The first full day at ISEA 2008 starts with a number of parallel paper sessions - and the first paper in one of these sessions is mine (that is, the paper I've co-authored with Jason Wilson, Barry Saunders, Tim Highfield, Lars Kirchhoff, and Thomas Nicolai). I've posted the slides below, and will try to record the audio as well the audio is up now, too.

The next paper is by Atteqa Malik, who begins with a political rock video from Pakistan that has now been parodied by the Pakistani lawyers' movement (replacing rock musicians with lawyers, etc.). That movement, and other online and offline protests, is in response to the takeover of mainstream Pakistani media during the Musharraf regime, of course - indeed, there has been an explosion of media channels in Pakistan in recent years. One further catalyst for such developments was the 2005 earthquake, which created a strong response from younger generations.

On 3 November 2007 there was a media blackout - all TV and radio channels were shut down, but this did not extend effectively to the Internet, and so protest against this shutdown was reported here in particular. Forms of expression included poetry, online fora and blogs, mailing-lists, (photos of) street graffiti, and Webcasts. The backlash ultimately led to the defeat of Musharraf's allies in the recent Pakistani elections - and the new government has taken a much more hands-off approach to media regulation (at least for now). More political sites (including blogs such as PK Long March) have now popped up - interestingly, not least also supported by the private owners of newspapers who are currently strongly supportive of new forms of public political engagement.

Next up is Nicholas Knouf, whose interest is in a reinterpretation of networks as fluid. He highlights the vast range of uses of the term 'network' in a variety of contexts, and notes the fluidity of networks. He also points to network visualisations with people as 'nodes' and connections between them as 'edges'. But how are such networks instantiated or individuated? When is it individuated, how is access controlled, how do individuals become nodes, and what connections are represented in network graphs? Visualisation necessarily flattens details and often introduces a false sense of stability into the representation.
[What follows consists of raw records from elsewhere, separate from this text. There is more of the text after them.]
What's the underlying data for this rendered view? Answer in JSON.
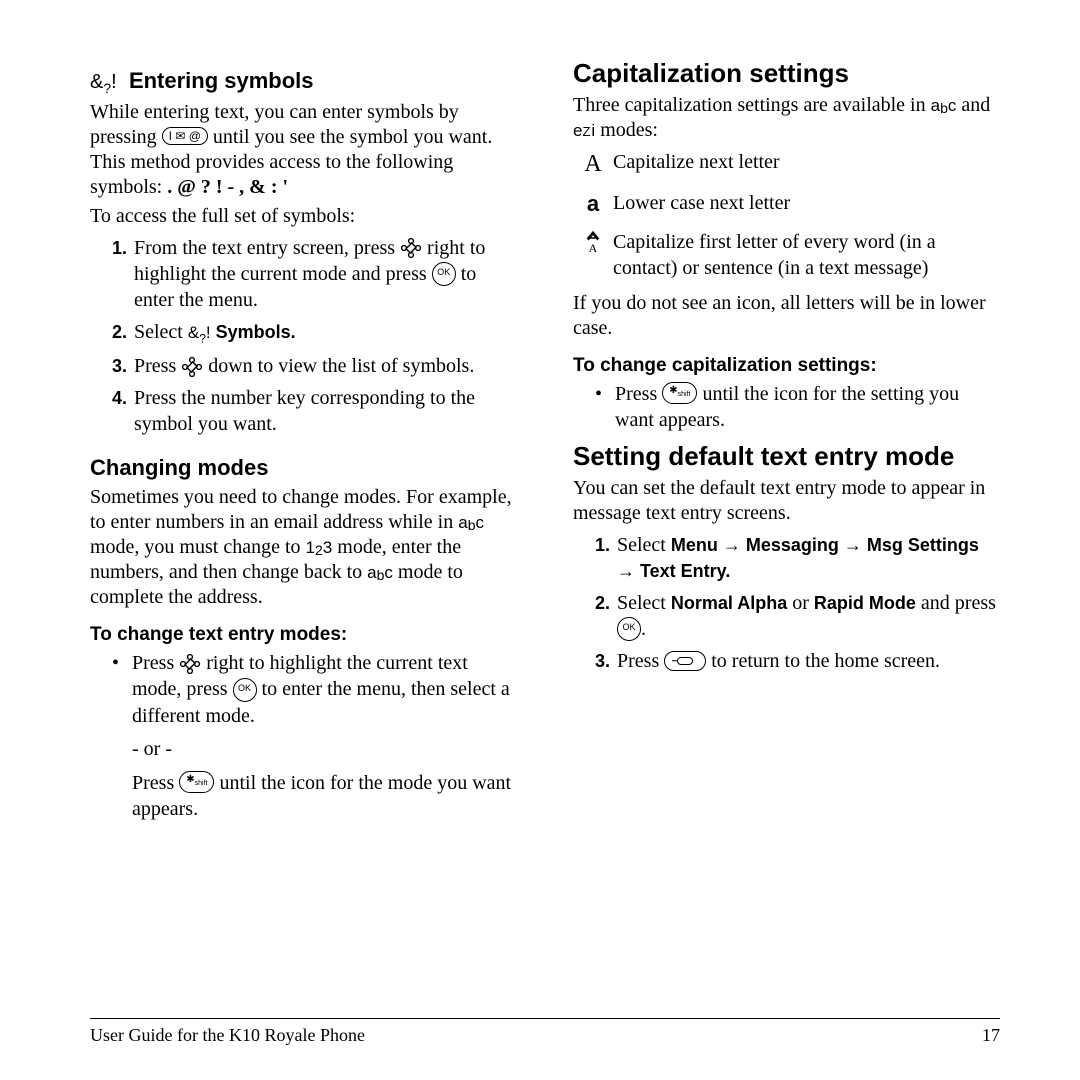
{
  "left": {
    "symbols_hdr": "Entering symbols",
    "symbols_intro_pre": "While entering text, you can enter symbols by pressing ",
    "symbols_intro_post": " until you see the symbol you want. This method provides access to the following symbols: ",
    "symbols_list": ". @ ? ! - , & : '",
    "symbols_access": "To access the full set of symbols:",
    "sym_step1_a": "From the text entry screen, press ",
    "sym_step1_b": " right to highlight the current mode and press ",
    "sym_step1_c": " to enter the menu.",
    "sym_step2_a": "Select ",
    "sym_step2_label": "Symbols",
    "sym_step3_a": "Press ",
    "sym_step3_b": " down to view the list of symbols.",
    "sym_step4": "Press the number key corresponding to the symbol you want.",
    "modes_hdr": "Changing modes",
    "modes_intro_a": "Sometimes you need to change modes. For example, to enter numbers in an email address while in ",
    "modes_intro_b": " mode, you must change to ",
    "modes_intro_c": " mode, enter the numbers, and then change back to ",
    "modes_intro_d": " mode to complete the address.",
    "modes_change_hdr": "To change text entry modes:",
    "modes_change_a": "Press ",
    "modes_change_b": " right to highlight the current text mode, press ",
    "modes_change_c": " to enter the menu, then select a different mode.",
    "or": "- or -",
    "modes_change_d": "Press ",
    "modes_change_e": " until the icon for the mode you want appears."
  },
  "right": {
    "cap_hdr": "Capitalization settings",
    "cap_intro_a": "Three capitalization settings are available in ",
    "cap_intro_b": " and ",
    "cap_intro_c": " modes:",
    "cap_item1": "Capitalize next letter",
    "cap_item2": "Lower case next letter",
    "cap_item3": "Capitalize first letter of every word (in a contact) or sentence (in a text message)",
    "cap_noicon": "If you do not see an icon, all letters will be in lower case.",
    "cap_change_hdr": "To change capitalization settings:",
    "cap_change_a": "Press ",
    "cap_change_b": " until the icon for the setting you want appears.",
    "def_hdr": "Setting default text entry mode",
    "def_intro": "You can set the default text entry mode to appear in message text entry screens.",
    "def_step1_a": "Select ",
    "def_step1_path": "Menu → Messaging → Msg Settings → Text Entry",
    "def_step2_a": "Select ",
    "def_step2_opt1": "Normal Alpha",
    "def_step2_mid": " or ",
    "def_step2_opt2": "Rapid Mode",
    "def_step2_b": " and press ",
    "def_step3_a": "Press ",
    "def_step3_b": " to return to the home screen."
  },
  "footer": {
    "left": "User Guide for the K10 Royale Phone",
    "right": "17"
  }
}
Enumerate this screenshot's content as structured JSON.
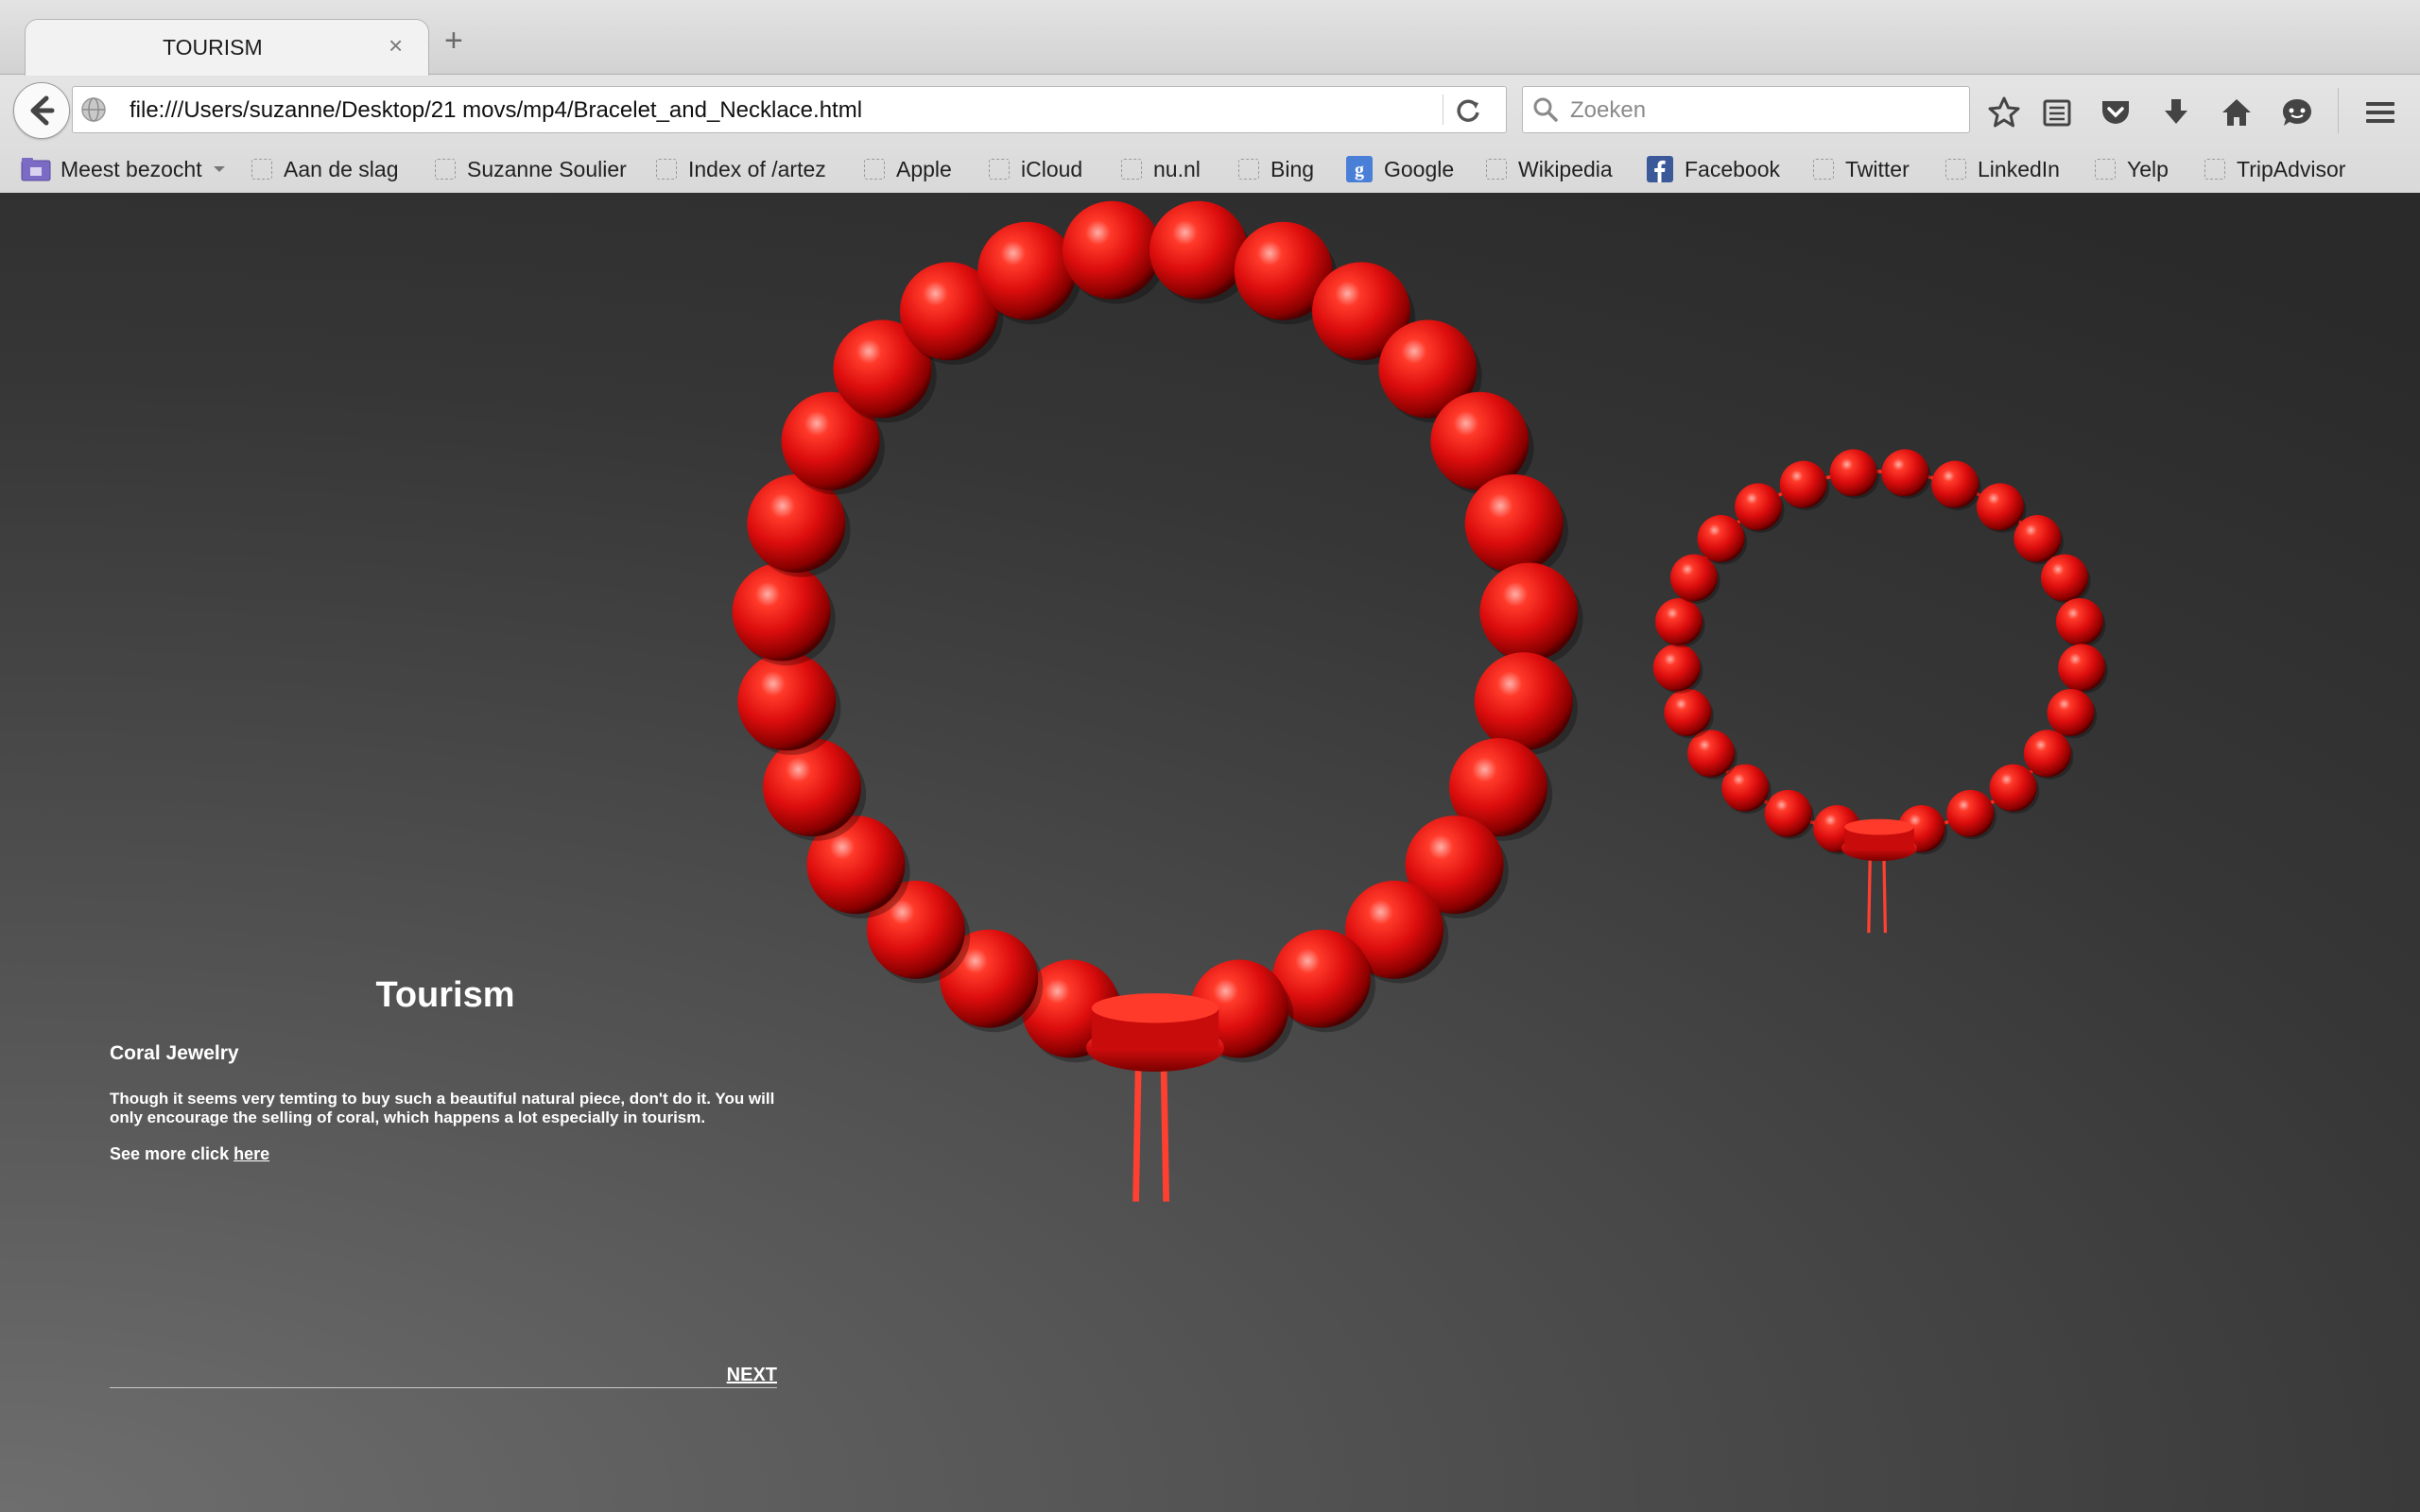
{
  "browser": {
    "tab": {
      "title": "TOURISM",
      "close": "×"
    },
    "new_tab": "+",
    "url": "file:///Users/suzanne/Desktop/21 movs/mp4/Bracelet_and_Necklace.html",
    "search_placeholder": "Zoeken",
    "toolbar_icons": [
      "star-icon",
      "reading-list-icon",
      "pocket-icon",
      "download-icon",
      "home-icon",
      "chat-icon",
      "menu-icon"
    ],
    "bookmarks": [
      {
        "label": "Meest bezocht",
        "icon": "folder-icon"
      },
      {
        "label": "Aan de slag",
        "icon": "page-icon"
      },
      {
        "label": "Suzanne Soulier",
        "icon": "page-icon"
      },
      {
        "label": "Index of /artez",
        "icon": "page-icon"
      },
      {
        "label": "Apple",
        "icon": "page-icon"
      },
      {
        "label": "iCloud",
        "icon": "page-icon"
      },
      {
        "label": "nu.nl",
        "icon": "page-icon"
      },
      {
        "label": "Bing",
        "icon": "page-icon"
      },
      {
        "label": "Google",
        "icon": "google-icon"
      },
      {
        "label": "Wikipedia",
        "icon": "page-icon"
      },
      {
        "label": "Facebook",
        "icon": "facebook-icon"
      },
      {
        "label": "Twitter",
        "icon": "page-icon"
      },
      {
        "label": "LinkedIn",
        "icon": "page-icon"
      },
      {
        "label": "Yelp",
        "icon": "page-icon"
      },
      {
        "label": "TripAdvisor",
        "icon": "page-icon"
      }
    ]
  },
  "page": {
    "title": "Tourism",
    "subtitle": "Coral Jewelry",
    "body": "Though it seems very temting to buy such a beautiful natural piece, don't do it. You will only encourage the selling of coral, which happens a lot especially in tourism.",
    "more_prefix": "See more click ",
    "more_link": "here",
    "next": "NEXT"
  },
  "colors": {
    "bead": "#e01010",
    "accent_blue": "#4a7fd8",
    "facebook": "#3b5998"
  }
}
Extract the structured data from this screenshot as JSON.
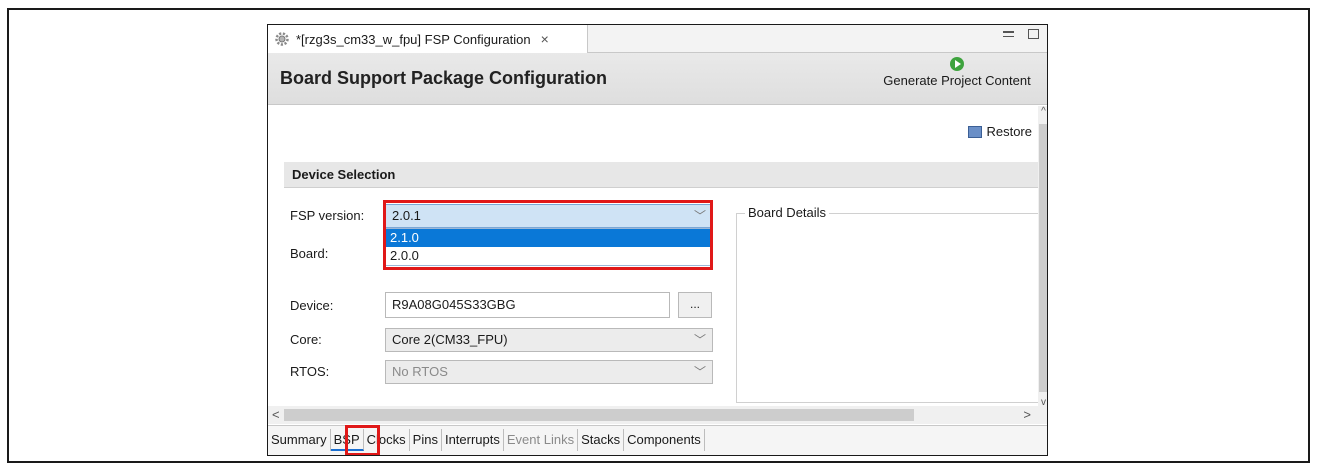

Networks can be active agents, however, creating particular views of reality. Use that way, they do not fix what already exists, but can open up new possibilities - at the same time, who, what, when, and why to represent remain key questions. Such questions have also been marshalled in the critique of actor-network theory (ANT), of course. A standardised network often involves the private suffering of those who are not involved, due to the uneven distribution of enabling and disenabling effects and the uneven distribution of the ability to switch between networks.

Nicholas and his colleagues have developed a project called Fluid Nexus which enables Bluetooth-based, clandestine mobile communication in the absence of standard network infrastructure - a 'sneaker-net' that is fluid, temporary, and ad hoc (and can exist for example in times of crisis when mainstream networks are shut down). The project builds on the open source Python platform, running on Nokia phones, and Nicholas now plays a demonstration video.

Messages do not pass through centralised networks and are not stored permanently on central servers, protecting such communications more effectively from government surveillance. The system does not require a representation of the network to function; the network is inherently fluid and ad hoc. Nicholas describes this as a question of ontological politics.